Primary endpoints should be congruent with the timing of the disease process. Therefore, if a resuscitation/hemorrhage control intervention is under study, a primary endpoint of all-cause mortality evaluated within the first 6 h is appropriate. Before choosing the timing of the primary endpoint for a large multicenter trial, we recommend performing a Phase 2 trial under EFIC to better understand the effects of the hemorrhage control intervention and distribution of time to death. When early primary endpoints are used, patients should be monitored for multiple subsequent secondary safety endpoints, including 24 h and 30-day all-cause mortality as well as the customary safety endpoints.
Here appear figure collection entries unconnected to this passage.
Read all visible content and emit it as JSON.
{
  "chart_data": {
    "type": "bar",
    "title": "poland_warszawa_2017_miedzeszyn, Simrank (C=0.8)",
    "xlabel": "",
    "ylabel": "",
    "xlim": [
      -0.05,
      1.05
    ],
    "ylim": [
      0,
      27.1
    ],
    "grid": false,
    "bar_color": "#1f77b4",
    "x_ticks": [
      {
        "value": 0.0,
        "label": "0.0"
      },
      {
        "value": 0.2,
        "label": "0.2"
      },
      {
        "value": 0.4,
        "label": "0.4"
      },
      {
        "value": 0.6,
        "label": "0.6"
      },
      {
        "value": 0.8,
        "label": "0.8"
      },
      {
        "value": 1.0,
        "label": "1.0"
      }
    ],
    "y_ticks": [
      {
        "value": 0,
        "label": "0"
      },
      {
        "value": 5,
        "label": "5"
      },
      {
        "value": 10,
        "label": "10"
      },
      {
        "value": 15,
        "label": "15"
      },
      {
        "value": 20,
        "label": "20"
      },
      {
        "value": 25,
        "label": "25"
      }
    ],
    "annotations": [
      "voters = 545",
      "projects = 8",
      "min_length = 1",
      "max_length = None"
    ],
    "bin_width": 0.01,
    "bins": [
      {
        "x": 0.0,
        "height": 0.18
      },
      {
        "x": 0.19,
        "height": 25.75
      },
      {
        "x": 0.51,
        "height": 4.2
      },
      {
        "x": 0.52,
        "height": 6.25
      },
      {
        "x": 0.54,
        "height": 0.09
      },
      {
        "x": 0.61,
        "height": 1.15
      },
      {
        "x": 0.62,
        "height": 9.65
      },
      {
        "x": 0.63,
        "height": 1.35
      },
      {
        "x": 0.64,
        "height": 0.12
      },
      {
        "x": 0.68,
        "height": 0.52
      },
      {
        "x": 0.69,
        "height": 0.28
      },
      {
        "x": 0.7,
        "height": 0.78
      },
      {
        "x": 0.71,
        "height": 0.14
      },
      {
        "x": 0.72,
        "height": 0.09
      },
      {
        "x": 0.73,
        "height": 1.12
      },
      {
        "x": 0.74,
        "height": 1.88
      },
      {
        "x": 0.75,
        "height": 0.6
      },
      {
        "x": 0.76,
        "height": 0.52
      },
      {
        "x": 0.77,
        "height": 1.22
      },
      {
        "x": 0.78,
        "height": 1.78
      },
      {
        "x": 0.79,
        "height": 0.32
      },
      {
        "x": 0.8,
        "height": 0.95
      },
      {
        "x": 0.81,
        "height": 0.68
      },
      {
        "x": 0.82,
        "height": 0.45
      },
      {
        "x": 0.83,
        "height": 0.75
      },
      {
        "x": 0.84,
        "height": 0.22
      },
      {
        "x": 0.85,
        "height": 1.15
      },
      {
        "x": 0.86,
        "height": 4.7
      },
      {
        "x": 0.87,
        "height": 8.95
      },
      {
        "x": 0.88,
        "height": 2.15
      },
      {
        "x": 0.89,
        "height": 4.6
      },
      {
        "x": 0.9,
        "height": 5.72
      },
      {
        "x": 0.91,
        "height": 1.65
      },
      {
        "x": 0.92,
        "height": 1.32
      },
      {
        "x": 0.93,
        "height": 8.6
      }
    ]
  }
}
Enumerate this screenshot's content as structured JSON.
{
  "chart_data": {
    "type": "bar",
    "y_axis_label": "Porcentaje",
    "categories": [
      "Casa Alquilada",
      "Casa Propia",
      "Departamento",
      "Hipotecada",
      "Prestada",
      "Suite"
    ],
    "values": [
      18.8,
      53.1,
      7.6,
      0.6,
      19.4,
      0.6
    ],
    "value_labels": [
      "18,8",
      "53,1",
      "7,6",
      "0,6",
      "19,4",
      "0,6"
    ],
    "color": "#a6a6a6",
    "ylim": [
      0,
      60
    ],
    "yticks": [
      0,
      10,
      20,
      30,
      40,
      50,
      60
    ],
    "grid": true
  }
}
为创伤出血控制试验选择合适的终点可决定其成功的可能性。近期的3期试验和观察性研究将24小时和/或30天全因死亡率作为主要终点,且一些研究未采用知情同意豁免(EFIC),导致多项试验失败。近期在4064例出血性创伤患者中开展的五项高质量前瞻性研究提供了支持更早主要终点的新证据。
本项目的目标是利用现有文献和对既往发表数据的新分析来确定出血控制试验的最佳终点。
近期对出血性创伤患者的研究表明,出血性死亡发生迅速、发生率高且模式一致。创伤患者早期可预防的死亡主要归因于出血,入院至出血性死亡的中位时间为2.0至2.6小时。约85%的出血性死亡发生在6小时内。创伤性损伤导致的每小时死亡率在入组后迅速下降,从入组后1小时的每小时4.6%降至6小时的每小时1%,至9小时及以后降至每小时<0.1%。早期主要终点(6小时内)对出血控制试验具有至关重要的益处,包括与出血性死亡的中位时间一致、生物学合理性,以及能够使用确定性和客观性的全因死亡率。
主要终点应与疾病进程的时间一致。因此,如果正在研究复苏/出血控制干预措施,在前6小时内评估全因死亡率作为主要终点是合适的。在为大型多中心试验选择主要终点的时间之前,我们建议在EFIC下开展2期试验,以更好地了解出血控制干预措施的效果和死亡时间分布。当使用早期主要终点时,应监测患者多个后续的次要安全性终点,包括24小时和30天全因死亡率以及常规的安全性终点。